In the morning, again pretty early, we got on the bus again. This time we drove to Ama-no-hashidate--one of the famous 'This is a place with beautiful scenery!' places in Japan. The name means something along the lines of 'heavenly bridge'. We got out there and found out that the whole 'bridge' thing was actually literal--it's a giant bay with a land bridge cutting straight across from one side to the other. There's a cable car going up the mountain by it so people can get a better view; we rode up and went to the observation platform, where we were instructed to stand facing away from the bay, then bend over and look at it upside down from through our legs. (There was even a poster with Doraemon demonstrating!) The idea is that, when you do this, it actually looks like the land bridge is going up to somewhere in the clouds. The reality is, you get to laugh at your friends peering through their legs trying to figure out exactly what they're supposed to be looking for. Once we figured that out, most of us did see it (many of us also figured out the easier alternative of turn your camera upside down and take a picture so you can look at it without worrying about your butt being in anyone's face).
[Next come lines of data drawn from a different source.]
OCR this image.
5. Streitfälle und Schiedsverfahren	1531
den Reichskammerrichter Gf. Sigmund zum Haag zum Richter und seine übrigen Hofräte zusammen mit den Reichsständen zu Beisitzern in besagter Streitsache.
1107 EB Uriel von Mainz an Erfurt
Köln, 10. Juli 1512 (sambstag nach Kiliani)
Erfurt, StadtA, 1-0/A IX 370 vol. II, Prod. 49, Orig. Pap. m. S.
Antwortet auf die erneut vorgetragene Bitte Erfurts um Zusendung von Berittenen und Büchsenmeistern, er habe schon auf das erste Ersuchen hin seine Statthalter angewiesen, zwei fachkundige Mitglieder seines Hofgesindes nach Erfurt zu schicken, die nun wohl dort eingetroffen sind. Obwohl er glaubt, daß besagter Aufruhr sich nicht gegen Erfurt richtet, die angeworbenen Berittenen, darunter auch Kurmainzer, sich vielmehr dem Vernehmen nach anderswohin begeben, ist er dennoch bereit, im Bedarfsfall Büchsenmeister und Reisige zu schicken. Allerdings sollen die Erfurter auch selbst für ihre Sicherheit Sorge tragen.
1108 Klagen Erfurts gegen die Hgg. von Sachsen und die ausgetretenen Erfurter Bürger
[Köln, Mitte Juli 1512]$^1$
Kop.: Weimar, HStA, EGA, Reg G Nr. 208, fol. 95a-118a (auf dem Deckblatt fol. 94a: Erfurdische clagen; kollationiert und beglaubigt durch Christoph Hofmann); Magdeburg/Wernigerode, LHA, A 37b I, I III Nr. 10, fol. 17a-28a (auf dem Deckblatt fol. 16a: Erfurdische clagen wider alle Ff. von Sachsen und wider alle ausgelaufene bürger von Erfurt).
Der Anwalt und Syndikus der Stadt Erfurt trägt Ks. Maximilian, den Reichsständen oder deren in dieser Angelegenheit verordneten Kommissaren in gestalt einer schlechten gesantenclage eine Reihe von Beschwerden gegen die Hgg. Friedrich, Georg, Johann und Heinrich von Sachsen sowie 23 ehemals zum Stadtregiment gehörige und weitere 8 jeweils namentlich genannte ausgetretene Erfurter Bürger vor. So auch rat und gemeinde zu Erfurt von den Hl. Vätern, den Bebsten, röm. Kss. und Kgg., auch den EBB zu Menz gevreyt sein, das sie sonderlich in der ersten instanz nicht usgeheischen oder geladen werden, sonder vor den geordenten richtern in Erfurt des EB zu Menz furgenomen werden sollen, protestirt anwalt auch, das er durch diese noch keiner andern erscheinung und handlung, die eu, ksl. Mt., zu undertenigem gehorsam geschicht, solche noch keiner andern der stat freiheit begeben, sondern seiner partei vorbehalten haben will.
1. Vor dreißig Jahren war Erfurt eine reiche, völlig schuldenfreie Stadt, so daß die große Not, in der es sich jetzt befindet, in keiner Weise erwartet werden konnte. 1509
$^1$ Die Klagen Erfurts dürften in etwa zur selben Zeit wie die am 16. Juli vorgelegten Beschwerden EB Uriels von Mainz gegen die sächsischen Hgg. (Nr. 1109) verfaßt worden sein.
Then we split up and wandered around for a while. I climbed a mountain to a temple--a one kilometer or so walk up, and then back--only to realize there was actually a bus that took people back and forth from the cable car anyways. XD Then we took a chairlift back down, and went out on the bridge to see the beach. The bridge is lined with a rocky beach on one shore; the other side just has an edge, then water. In between is a long, thin park-like area with lots of beautiful pine trees. The contrast between the pine trees, the beach, and the water is considered very beautiful. It was actually a really peaceful place, until we started trying to skip rocks; we were really successful for a while, until this very small child came along and decided to copy us, but didn't quite figure out the process and accidentally threw a rock at one of the other AKP student's head instead. Then, we went and got lunch, and got back on the bus.
Our final stop was in Kobe, which is where we got dinner. We went to Nankin-machi, the Chinatown of Kobe, and ate delicious food from street vendors and went shopping and took pictures. Then, we got back on the bus to head home. On the bus, we played bingo, and I won something called やわらか焼き (yawarakayaki, which translates as something like soft-baked-thing), which turned out to be something like a pancake version of カステラ (casutera, a honey cake thing). We got back to Kyoto Station around, what, 8PM? and returned to our respective host families, exhausted from being really busy and not really sleeping for two days.
And that was our fall trip. It was very exciting.